James Lukezic - The Role of the SEC

As someone who has worked in the financial and investment field for many years, James Lukezic understands the role of the SEC quite well.

The SEC (‘Securities and Exchange Commission) was created by the United States Congress to monitor the American stock market. It holds supervisory power that extends to insider deals, as well.

Foundation

The organization was founded in 1934 in the middle of the Great Depression, five years after the infamous Black Friday when Wall Street crashed. The hope behind the process was to restore the lost confidence in the capital markets.

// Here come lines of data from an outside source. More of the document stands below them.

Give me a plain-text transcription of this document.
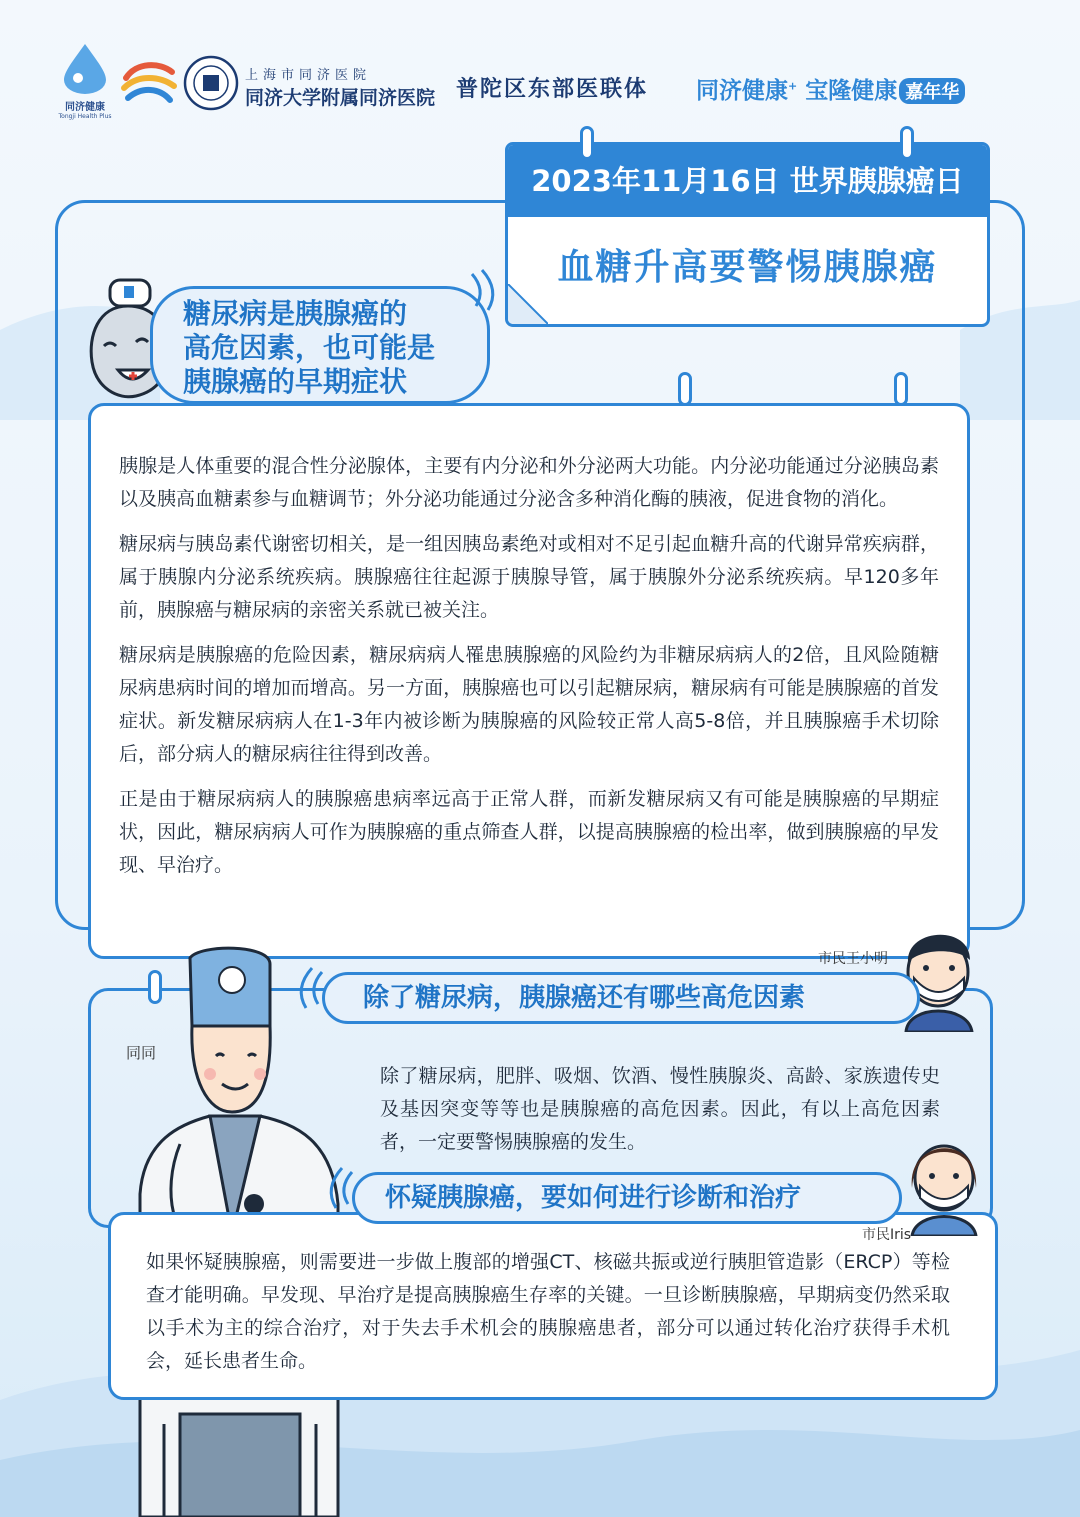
同济健康
Tongji Health Plus
上海市同济医院
同济大学附属同济医院 普陀区东部医联体 同济健康+ 宝隆健康 嘉年华
2023年11月16日 世界胰腺癌日
血糖升高要警惕胰腺癌
糖尿病是胰腺癌的
高危因素，也可能是
胰腺癌的早期症状

胰腺是人体重要的混合性分泌腺体，主要有内分泌和外分泌两大功能。内分泌功能通过分泌胰岛素以及胰高血糖素参与血糖调节；外分泌功能通过分泌含多种消化酶的胰液，促进食物的消化。

糖尿病与胰岛素代谢密切相关，是一组因胰岛素绝对或相对不足引起血糖升高的代谢异常疾病群，属于胰腺内分泌系统疾病。胰腺癌往往起源于胰腺导管，属于胰腺外分泌系统疾病。早120多年前，胰腺癌与糖尿病的亲密关系就已被关注。

糖尿病是胰腺癌的危险因素，糖尿病病人罹患胰腺癌的风险约为非糖尿病病人的2倍，且风险随糖尿病患病时间的增加而增高。另一方面，胰腺癌也可以引起糖尿病，糖尿病有可能是胰腺癌的首发症状。新发糖尿病病人在1-3年内被诊断为胰腺癌的风险较正常人高5-8倍，并且胰腺癌手术切除后，部分病人的糖尿病往往得到改善。

正是由于糖尿病病人的胰腺癌患病率远高于正常人群，而新发糖尿病又有可能是胰腺癌的早期症状，因此，糖尿病病人可作为胰腺癌的重点筛查人群，以提高胰腺癌的检出率，做到胰腺癌的早发现、早治疗。

同同
市民王小明
除了糖尿病，胰腺癌还有哪些高危因素
除了糖尿病，肥胖、吸烟、饮酒、慢性胰腺炎、高龄、家族遗传史及基因突变等等也是胰腺癌的高危因素。因此，有以上高危因素者，一定要警惕胰腺癌的发生。
市民Iris
怀疑胰腺癌，要如何进行诊断和治疗
如果怀疑胰腺癌，则需要进一步做上腹部的增强CT、核磁共振或逆行胰胆管造影（ERCP）等检查才能明确。早发现、早治疗是提高胰腺癌生存率的关键。一旦诊断胰腺癌，早期病变仍然采取以手术为主的综合治疗，对于失去手术机会的胰腺癌患者，部分可以通过转化治疗获得手术机会，延长患者生命。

The organization wanted to achieve this by monitoring every phase of the financial processes, making sure that the companies (as well as the brokers and dealers) conduct themselves in an honest and ethical manner.

The Whistleblower Program

The whistleblower program was created after the 2010 Dodd-Frank Wall Street and Consumer Protection Act, and is arguably the most powerful “weapon” in the hands of the SEC. It offers high rewards to those who share information that ultimately leads to certain law enforcement actions.

Organizational Structure

The president appoints the five commissioners, and one of them is elected as the chairman. To make sure that no political group can gain too much influence, it is mandated that a maximum of three members can come from the same political party. The organization consists of five divisions and has a grand total of 23 offices. The duties include interpretation and enforcement of certain financial rules, as well as overseeing the securities market and coordinating the regulatory processes.

As an experienced fiduciary, James Lukezic cannot emphasize just how important the role of the SEC is.